I am now 35 weeks preggers and for the last eight months I have point-blank refused to look like some boring-ass granified mom-to-be, devoted to the cult of pastel and floral. That is not to say that I am some guru of style – I have my own style and I like it. I have simply refused to give up my ‘look’ for the sake of a big belly and some water retention. Luckily, there are many modern designers and retailers that offer trendy maternity wear. And I am happy for the trendies but what about the alternative mom-to-be? My ‘style’ is part of my identity and is an outward expression of my personality and the way I feel. It’s important to me. Not everyone gets this and not every pregnant woman is preoccupied with finding funky-punky tops to fit a bulging belly or with ensuring that month-eight swollen feet will accomodate 20-up Docs. But I care.
In month one, I shed a tear as I kissed my corsets, platform heels and skanky skirts goodbye. Luckily, I have not put on too much preggy weight and much of my clothing managed to accommodate my changing body for a long while.

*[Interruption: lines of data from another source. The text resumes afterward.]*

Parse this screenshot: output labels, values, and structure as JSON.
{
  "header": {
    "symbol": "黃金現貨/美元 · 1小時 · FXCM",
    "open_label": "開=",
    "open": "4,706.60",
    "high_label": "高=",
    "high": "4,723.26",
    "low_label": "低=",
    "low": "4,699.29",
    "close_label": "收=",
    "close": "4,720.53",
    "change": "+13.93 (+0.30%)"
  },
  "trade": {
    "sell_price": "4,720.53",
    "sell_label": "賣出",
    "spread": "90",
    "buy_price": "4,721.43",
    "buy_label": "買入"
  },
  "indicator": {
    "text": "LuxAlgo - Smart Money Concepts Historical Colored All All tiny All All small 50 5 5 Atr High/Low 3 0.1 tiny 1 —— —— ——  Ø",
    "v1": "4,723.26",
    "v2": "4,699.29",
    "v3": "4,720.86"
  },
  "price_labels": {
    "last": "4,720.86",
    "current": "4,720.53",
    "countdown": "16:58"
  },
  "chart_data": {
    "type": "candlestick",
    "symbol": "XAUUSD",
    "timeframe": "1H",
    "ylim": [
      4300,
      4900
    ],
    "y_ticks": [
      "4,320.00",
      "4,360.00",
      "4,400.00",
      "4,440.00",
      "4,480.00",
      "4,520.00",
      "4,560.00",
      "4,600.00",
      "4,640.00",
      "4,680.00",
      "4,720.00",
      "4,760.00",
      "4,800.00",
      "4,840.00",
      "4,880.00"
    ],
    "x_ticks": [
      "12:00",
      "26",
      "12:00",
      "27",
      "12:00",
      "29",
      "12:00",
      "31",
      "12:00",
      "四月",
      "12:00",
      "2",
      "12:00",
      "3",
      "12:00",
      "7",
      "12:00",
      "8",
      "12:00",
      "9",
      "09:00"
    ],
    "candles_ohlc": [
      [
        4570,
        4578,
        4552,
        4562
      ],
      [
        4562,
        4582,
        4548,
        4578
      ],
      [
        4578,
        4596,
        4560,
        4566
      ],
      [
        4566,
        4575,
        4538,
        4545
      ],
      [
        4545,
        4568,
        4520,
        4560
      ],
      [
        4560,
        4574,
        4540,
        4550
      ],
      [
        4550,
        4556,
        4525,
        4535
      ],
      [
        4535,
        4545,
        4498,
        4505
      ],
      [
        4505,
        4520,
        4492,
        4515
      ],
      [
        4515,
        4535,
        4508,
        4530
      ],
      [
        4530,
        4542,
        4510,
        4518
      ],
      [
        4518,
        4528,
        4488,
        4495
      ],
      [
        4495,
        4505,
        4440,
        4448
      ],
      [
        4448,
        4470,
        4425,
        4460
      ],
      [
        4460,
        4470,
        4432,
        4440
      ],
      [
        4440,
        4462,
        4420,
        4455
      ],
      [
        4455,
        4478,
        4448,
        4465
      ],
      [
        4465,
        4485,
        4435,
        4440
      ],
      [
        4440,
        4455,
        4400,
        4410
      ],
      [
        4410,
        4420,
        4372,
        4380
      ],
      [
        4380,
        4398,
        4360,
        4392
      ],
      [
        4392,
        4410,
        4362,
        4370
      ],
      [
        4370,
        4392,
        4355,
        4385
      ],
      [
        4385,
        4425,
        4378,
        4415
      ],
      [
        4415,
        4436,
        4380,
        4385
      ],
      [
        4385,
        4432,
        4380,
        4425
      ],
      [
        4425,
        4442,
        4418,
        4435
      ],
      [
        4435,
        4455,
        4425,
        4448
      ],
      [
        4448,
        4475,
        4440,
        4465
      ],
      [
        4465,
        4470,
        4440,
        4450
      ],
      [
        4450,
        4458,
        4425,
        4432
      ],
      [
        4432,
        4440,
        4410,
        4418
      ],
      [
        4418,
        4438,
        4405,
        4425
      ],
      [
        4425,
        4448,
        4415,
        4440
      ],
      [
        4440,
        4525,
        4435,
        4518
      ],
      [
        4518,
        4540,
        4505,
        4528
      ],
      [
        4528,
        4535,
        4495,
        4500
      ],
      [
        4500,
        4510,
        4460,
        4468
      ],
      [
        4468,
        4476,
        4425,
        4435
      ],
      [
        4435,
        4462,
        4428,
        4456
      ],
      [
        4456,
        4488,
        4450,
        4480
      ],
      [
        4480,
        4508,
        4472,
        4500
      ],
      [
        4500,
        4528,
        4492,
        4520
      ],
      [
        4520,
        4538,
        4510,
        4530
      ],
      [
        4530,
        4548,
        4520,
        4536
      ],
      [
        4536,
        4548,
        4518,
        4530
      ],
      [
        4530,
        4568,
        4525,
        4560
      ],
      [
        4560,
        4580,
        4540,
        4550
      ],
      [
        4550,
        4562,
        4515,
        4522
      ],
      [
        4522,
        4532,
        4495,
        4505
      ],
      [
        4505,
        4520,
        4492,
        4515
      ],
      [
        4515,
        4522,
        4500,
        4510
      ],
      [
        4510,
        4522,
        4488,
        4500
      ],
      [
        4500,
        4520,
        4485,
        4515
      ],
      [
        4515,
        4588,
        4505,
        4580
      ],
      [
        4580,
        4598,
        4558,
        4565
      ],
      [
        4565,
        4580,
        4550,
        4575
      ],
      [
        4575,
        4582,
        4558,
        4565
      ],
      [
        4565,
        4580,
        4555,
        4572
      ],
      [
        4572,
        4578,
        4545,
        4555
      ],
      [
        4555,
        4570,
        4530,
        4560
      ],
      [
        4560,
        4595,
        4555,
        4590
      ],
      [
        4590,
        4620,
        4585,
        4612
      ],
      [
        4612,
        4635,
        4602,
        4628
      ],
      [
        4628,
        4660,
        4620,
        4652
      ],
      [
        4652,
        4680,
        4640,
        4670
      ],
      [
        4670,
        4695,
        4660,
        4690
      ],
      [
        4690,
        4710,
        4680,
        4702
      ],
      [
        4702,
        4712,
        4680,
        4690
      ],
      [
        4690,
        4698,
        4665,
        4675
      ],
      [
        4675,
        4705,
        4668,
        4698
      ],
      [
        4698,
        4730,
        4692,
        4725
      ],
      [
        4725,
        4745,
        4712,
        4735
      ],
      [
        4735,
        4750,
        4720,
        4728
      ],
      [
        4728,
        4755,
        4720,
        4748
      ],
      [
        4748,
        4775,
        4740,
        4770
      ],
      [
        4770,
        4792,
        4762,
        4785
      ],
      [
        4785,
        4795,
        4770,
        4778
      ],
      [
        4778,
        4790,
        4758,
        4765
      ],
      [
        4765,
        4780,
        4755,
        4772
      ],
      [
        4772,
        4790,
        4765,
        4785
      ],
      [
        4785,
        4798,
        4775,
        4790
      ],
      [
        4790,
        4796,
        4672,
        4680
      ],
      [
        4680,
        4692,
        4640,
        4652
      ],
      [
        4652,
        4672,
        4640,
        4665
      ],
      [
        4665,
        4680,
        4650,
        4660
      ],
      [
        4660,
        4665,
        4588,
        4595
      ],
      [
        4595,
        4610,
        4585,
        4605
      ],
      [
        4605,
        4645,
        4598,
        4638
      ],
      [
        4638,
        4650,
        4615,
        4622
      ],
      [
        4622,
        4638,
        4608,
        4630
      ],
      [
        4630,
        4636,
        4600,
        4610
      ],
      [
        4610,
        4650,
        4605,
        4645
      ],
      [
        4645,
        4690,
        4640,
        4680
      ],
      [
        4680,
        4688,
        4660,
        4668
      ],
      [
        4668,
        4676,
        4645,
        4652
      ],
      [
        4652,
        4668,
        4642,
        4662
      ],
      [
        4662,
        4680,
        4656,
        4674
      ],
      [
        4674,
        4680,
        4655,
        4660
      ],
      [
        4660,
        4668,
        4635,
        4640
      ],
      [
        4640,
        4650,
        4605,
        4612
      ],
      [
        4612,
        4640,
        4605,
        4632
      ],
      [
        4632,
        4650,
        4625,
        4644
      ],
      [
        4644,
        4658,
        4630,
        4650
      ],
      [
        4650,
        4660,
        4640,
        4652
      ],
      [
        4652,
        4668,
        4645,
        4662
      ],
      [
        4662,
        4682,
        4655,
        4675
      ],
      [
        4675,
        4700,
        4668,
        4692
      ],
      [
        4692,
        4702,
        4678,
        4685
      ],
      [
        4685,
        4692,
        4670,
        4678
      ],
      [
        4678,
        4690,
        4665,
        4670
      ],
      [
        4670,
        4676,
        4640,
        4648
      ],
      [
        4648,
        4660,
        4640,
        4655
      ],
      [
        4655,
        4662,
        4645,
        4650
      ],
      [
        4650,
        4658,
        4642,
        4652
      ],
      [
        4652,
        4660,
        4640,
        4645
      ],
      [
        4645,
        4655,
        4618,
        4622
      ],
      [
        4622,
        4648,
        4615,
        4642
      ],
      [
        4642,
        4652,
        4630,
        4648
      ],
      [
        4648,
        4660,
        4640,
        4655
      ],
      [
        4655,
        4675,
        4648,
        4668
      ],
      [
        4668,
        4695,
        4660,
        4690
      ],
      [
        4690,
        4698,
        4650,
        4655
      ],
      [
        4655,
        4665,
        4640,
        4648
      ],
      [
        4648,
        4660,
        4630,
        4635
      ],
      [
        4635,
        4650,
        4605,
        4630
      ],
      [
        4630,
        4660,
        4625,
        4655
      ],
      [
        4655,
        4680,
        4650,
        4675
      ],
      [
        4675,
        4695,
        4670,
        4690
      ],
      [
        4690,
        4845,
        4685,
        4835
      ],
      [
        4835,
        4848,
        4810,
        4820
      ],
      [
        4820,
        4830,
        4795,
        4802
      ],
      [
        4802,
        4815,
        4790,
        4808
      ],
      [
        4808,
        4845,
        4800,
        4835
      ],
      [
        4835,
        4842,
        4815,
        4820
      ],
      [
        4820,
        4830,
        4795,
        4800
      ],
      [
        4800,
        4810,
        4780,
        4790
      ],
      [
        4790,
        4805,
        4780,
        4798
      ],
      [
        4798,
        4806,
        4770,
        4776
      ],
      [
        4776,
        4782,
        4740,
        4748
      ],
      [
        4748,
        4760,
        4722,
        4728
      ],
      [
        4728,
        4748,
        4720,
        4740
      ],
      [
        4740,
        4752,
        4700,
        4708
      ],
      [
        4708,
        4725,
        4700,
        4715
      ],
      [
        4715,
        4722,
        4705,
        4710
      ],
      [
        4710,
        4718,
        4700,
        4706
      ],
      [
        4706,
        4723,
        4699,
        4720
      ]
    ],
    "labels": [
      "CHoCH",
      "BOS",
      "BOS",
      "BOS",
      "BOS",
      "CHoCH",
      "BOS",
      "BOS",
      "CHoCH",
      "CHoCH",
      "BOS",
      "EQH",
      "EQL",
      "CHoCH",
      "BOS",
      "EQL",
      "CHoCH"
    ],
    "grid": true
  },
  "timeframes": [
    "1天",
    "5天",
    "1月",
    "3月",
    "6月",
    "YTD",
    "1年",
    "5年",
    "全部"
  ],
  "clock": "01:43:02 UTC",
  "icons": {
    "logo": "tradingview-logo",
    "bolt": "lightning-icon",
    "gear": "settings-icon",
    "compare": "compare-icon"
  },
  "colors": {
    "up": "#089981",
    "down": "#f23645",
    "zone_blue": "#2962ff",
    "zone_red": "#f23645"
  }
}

I have not been at all keen to spend my cash on maternity wear that would only be worn for a couple of months and then chucked out, so for ages I stubbornly avoided buying anything. But times did get desperate: when my trousers started pinching a little I just wore them with the buttons undone but one by one they seemed to drop of the radar until I was left with only one pair that I could contort myself into. So I went off to Primark and supported child labour by purchasing a bunch of cheap, plus-size tights and one plus-size pair of trousers. When my belly outgrew my stretch-tops and band tees, I simply acquired some plus-size items that I like enough to wear after my baby is born. I guess that it’s all about mixing and matching. My staple for the last month or so has been tights, my twenty-ups, ass-covering and figure-hugging tops and my hubby’s jerseys if it’s cold, rounded off with my usual eighties-inspired eye-shadow lineated with my never-go-anywhere-without black eye-liner. And I feel as me as I ever have. No waste no fuss and style uncompromised.
Throughout my pregnancy, I have kept my eye out for some funky-punky mum maternity fashion and have seen very little alternative-wear that is actually designed for pregnant ladies. Whatever the amount you spend on maternity wear, I think that it is important to feel good as well as comfortable, especially when self-esteem and body-image are likely to be dented as you come to terms with your changing preggy body. So my advice for the alternative mom is: when shopping for your babybump, avoid maternity sections – just look around for items that you like and purchase bigger sizes – especially when it comes to tops. Loose tops can be funked up with belts and layers after you lose your baby weight, so no money wasted there. Trousers will probably be packed away until your next baby or recycled on Ebay or with Oxfam, so if you aren’t keen to fork out the cash, just buy some cheap stuff that you like. Naturally, your pregnant body will not always accommodate the plus-size version of all clothing items. A plus-size corset on a bulging belly may look a tad … um terrible, and you may then be forced to spend your pregnancy hanging out in Camden to avoid the trauma of stares and jibes (postscript: I love Camden). I did, however, manage to find a couple of sites that host some funky-punky mum maternity wear:
Gothic Maternity Shirts cost around £21 ($35). The shirts are long: ass-covering and bump-accomodating and feature some cool graphics that won’t stretch or distort when they cover your babybump. They come in white or black and most importantly, are also cool enough to wear post-pregnancy.
My Baby Rocks includes a maternity line featuring tees and tank tops primarily. The graphics are fun and the colours revolve around a pink, white and black theme. Prices range from between £10 ($15) and £20 ($30).